渣浆泵摩擦阻力损失

摩擦阻力损失(简称摩阻损失)指液体流经吸入室、叶轮流道、蜗壳和扩压管(或导叶)时的沿程摩擦阻力损失以及液流因转弯、突然收缩或扩大等所产生的局部阻力损失。
    由流体力学可知，当黏性流体沿固体壁面流动时，流体流场可分为两个区域，紧靠壁面很薄的一层称为边界层，在边界层中必须考虑流体的黏性力，边界层中的流动可看成黏性流体的有旋流动。边界层虽然很薄,但沿其厚度方向流体速度急剧变化，它严重地影响着流体流动过程的能量损失及流体与壁面间的热交换等物理现象。实验证明，流体的摩阻损失集中在边界层中,边界层以外的中心部分，黏性力很小，可以看作是理想流体的无旋流动。
摩阻损失ht通常用达西公式计算,即:

式中λ----沿程阻力系数， 与Re、流道表面相对粗糙度有关。

由于泵内液体流速大，进入阻力平方区以后,可认为λ为一常数.因此把全部摩阻损失看成与速度平方，即与流量的平方成正比，表示为: 

式中C----与流道表面粗糙度及过流面积有关的系数。

将式(1-35)用曲线表示，如图 1-29曲线6所示，是一 条过坐标原点的二次抛物线。

2)冲击损失

当液流进入液道(或导叶流道)时,液流相对运动方向角β1与叶片进口角β1A不一致，以及液体离开叶轮进入转能装置的液流角a2与转能装置中叶片角ax不一致而产生冲击所引起的能量损失，称为冲击损失。
    众所周知，离心泵是在一 定流量下设计的。叶轮叶片进口角β1A是按设计工况计算的，所以泵在设计流量Qd下工作时液体进入叶轮叶片的液流角β1与叶片角β1A相符，在叶片进口速度三角形中，β1=β1A，则液流能平稳地进入叶轮流道,不产生冲击。
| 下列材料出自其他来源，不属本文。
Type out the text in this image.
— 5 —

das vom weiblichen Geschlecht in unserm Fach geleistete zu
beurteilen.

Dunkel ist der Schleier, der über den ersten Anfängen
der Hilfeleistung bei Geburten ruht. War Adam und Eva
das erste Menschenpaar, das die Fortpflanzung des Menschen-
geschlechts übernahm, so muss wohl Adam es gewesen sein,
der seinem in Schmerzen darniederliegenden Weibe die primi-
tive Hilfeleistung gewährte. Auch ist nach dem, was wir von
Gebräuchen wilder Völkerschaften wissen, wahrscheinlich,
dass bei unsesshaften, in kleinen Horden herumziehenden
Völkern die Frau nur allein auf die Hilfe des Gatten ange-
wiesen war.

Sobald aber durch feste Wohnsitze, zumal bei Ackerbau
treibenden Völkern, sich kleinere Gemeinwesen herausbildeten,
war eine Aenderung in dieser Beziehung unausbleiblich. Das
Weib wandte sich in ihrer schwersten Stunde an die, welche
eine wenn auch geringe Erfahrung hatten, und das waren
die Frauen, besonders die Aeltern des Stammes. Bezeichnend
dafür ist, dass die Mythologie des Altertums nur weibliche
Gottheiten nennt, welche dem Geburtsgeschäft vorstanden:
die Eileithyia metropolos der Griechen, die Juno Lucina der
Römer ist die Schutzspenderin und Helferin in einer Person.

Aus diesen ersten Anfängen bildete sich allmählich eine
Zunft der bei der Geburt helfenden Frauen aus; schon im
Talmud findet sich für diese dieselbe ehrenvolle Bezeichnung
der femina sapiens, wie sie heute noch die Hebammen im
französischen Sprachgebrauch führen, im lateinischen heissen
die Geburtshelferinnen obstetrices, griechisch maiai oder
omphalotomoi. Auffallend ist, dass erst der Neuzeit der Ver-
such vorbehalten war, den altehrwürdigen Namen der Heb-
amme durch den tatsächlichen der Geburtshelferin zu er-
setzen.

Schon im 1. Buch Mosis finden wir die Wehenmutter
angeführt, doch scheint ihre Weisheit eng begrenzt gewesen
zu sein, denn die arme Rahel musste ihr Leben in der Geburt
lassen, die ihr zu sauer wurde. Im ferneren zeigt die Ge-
当泵的工作流量Q≠Qd时，例如Q<Qd; 进口液流角β1;<β1A，因而液流便冲向叶片的工作面上，在非工作面上产生旋锅，造成很大的能量损失。这种损失就是冲击损失。冲击损失的大小与叶片角β1A和液流角β1间的差值△β有关。△β称为冲角，其定义为 △β=β1A-β1。当Q<Qd时，△β>0;当Q>Qd时，△β<0,如图1-28所示。
冲击损失大小可通过下面公式计算:
                                 hsh=C2(Q-Qd)2
式中hsh----叶轮叶片进口和压液室中液流冲击所造成的水力损失；
     C2-----阻力系数.与过流面积有关。渣浆泵厂家
    将式(1- 36)用曲线表示，如图1- 29曲线7所示。在设计流量时没有冲击损失，与设计工况点偏离越多，即工作流量小于或大于设计流量越多,冲击损失越大。
    由以上分析可知，叶轮给予液体的能量,其中有一部分用于克服从泵入口到排出口间过流部件的摩阻损失和冲击损失，使得泵的实际扬程H低于有限叶片理论扬程Ht,即:
                         H=Ht-hr-hsh

Friction loss of slurry pump

Friction loss (referred to as friction loss) refers to the friction loss along the way when the liquid flows through the suction chamber, impeller passage, volute and diffuser (or guide vane), as well as the local resistance loss caused by turning, sudden contraction or expansion of the liquid flow.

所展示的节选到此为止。